None of thy Said-before's, Patrick. I remember all thou sadist--and I know all thou canst farther say--thou art only, Pontius Pilate like, washing thine own hands, (don't I know thee?) that thou mayest have something to silence thy conscience with by loading me. But we have gone too far to recede. Are not all our engines in readiness? Dry up thy sorrowful eyes. Let unconcern and heart's ease once more take possession of thy solemn features. Thou hast hitherto performed extremely well.-- Shame not thy past by thy future behaviour; and a rich reward awaits thee. If thou art dough be dough; and I slapt him on the shoulder-- Resume but thy former shape, and I'll be answerable for the event.

He bowed assent and compliance; went to the glass; and began to untwist and unsadden his features; pulled his wig right, as if that, as well as his head and heart had been discomposed by his compunction, and once more became old Lucifer's and mine.

But didst thou think, Jack, that there was so much--What-shall-I-call-it? --in this Tomlinson? Didst thou imagine that such a fellow as that had bowels? That nature, so long dead and buried in him, as to all humane effects, should thus revive and exert itself?--Yet why do I ask this question of thee, who, to my equal surprise, hast shown, on the same occasion, the like compassionate sensibilities?

As to Tomlinson, it looks as if poverty had made him the wicked fellow he is; as plenty and wantonness have made us what we are. Necessity, after all, is the test of principle. But what is there in this dull word, or thing, called HONESTY, that even I, who cannot in my present views be served by it, cannot help thinking even the accidental emanations of it amiable in Tomlinson, though demonstrated in a female case; and judging better of him for being capable of such?

LETTER XXXVI
MR. LOVELACE, TO JOHN BELFORD, ESQ.

This debate between the Captain and me was hardly over when the three women, led by Miss Rawlins, entered, hoping no intrusion, but very desirous, the maiden said, to know if we were likely to accommodate.

O yes, I hope so. You know, Ladies, that your sex must, in these cases, preserve their forms. They must be courted to comply with their own happiness. A lucky expedient we have hit upon. The uncle has his doubts of our marriage. He cannot believe, nor will any body, that it is possible that a man so much in love, the lady so desirable--

They all took the hint. It was a very extraordinary case, the two widows allowed.

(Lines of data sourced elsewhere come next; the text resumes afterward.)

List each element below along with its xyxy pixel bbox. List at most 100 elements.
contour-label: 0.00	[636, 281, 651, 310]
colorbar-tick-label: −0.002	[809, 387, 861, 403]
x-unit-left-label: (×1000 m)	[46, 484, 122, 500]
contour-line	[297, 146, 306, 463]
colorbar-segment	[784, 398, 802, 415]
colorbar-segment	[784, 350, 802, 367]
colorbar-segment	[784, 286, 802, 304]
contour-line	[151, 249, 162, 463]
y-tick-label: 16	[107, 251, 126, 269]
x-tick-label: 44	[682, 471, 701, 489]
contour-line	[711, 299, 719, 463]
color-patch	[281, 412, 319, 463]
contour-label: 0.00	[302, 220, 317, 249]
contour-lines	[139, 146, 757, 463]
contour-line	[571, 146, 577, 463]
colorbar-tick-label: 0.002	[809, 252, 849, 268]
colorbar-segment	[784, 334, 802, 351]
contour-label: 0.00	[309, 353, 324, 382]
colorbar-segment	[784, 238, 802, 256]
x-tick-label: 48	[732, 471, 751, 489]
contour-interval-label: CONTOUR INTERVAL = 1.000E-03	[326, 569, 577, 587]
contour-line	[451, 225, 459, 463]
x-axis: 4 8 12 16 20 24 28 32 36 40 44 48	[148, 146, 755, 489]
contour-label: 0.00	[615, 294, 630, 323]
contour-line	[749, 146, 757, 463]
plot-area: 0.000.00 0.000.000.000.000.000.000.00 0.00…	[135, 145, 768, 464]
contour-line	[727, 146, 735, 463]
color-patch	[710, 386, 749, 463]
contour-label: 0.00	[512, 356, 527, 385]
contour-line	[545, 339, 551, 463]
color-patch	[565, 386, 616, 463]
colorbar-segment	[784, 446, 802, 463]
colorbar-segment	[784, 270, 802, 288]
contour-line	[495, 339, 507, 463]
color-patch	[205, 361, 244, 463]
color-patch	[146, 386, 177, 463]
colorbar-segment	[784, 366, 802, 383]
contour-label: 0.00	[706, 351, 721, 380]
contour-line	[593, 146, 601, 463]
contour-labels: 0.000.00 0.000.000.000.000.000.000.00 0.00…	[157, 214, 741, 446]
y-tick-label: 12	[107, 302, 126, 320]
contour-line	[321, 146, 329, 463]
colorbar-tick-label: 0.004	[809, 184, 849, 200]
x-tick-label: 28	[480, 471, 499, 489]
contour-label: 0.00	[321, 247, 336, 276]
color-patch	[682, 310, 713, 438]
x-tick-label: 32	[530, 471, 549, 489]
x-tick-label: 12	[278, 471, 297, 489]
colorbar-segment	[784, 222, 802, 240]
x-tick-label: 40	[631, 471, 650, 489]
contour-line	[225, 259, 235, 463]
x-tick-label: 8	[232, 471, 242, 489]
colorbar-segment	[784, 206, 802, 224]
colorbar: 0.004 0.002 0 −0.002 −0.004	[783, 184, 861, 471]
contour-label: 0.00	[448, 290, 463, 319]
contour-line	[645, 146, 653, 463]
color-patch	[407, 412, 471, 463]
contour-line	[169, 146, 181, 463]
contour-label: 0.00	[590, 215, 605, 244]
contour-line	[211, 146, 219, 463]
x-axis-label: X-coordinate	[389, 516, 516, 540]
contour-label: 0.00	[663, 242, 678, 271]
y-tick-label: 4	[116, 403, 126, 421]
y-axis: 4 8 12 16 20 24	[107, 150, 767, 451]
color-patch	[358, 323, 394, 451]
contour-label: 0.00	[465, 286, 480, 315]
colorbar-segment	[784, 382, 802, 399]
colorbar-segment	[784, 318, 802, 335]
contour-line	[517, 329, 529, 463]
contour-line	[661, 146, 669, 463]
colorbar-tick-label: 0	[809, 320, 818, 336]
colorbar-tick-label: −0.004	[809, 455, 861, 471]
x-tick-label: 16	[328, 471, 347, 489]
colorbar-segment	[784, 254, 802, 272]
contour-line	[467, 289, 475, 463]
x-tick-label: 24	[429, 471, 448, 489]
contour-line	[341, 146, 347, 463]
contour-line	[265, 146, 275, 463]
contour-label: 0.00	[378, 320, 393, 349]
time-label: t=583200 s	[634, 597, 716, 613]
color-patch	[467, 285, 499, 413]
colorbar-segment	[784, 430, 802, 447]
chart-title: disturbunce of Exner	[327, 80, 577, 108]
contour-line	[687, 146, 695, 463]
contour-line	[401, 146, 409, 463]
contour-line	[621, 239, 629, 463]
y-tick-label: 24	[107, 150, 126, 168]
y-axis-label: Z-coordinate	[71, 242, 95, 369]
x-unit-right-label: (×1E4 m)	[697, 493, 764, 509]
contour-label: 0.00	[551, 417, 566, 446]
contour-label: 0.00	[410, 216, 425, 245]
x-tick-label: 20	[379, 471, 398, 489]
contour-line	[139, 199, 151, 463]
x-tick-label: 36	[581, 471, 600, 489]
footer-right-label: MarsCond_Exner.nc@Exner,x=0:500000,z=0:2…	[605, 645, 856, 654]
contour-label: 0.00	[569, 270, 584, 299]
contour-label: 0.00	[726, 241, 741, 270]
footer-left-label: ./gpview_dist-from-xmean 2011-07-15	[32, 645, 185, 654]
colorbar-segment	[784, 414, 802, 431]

Women, Jack, [as I believe I have observed* elsewhere,] have a high opinion of what they can do for us. Miss Rawlins desired, if I pleased, to let them know the expedient; and looked as if there was no need to proceed in the rest of my speech.

* See Letter XXIV. of this volume.

I begged that they would not let the lady know I had told them what this expedient was; and they should hear it.

They promised.

It was this: that to oblige and satisfy Mr. Harlowe, the ceremony was to be again performed. He was to be privately present, and to give his niece to me with his own hands--and she was retired to consider of it.

Thou seest, Jack, that I have provided an excuse, to save my veracity to the women here, in case I should incline to marriage, and she should choose to have Miss Rawlins's assistance at the ceremony. Nor doubted I to bring my fair-one to save my credit on this occasion, if I could get her to consent to be mine.

A charming expedient! cried the widow. They were all three ready to clap their hands for joy upon it. Women love to be married twice at least, Jack; though not indeed to the same man. And all blessed the reconciliatory scheme and the proposer of it; and, supposing it came from the Captain, they looked at him with pleasure, while his face shined with the applause implied. He should think himself very happy, if he could bring about a general reconciliation; and he flourished with his head like my man Will. on his victory over old Grimes; bridling by turns, like Miss Rawlins in the height of a prudish fit.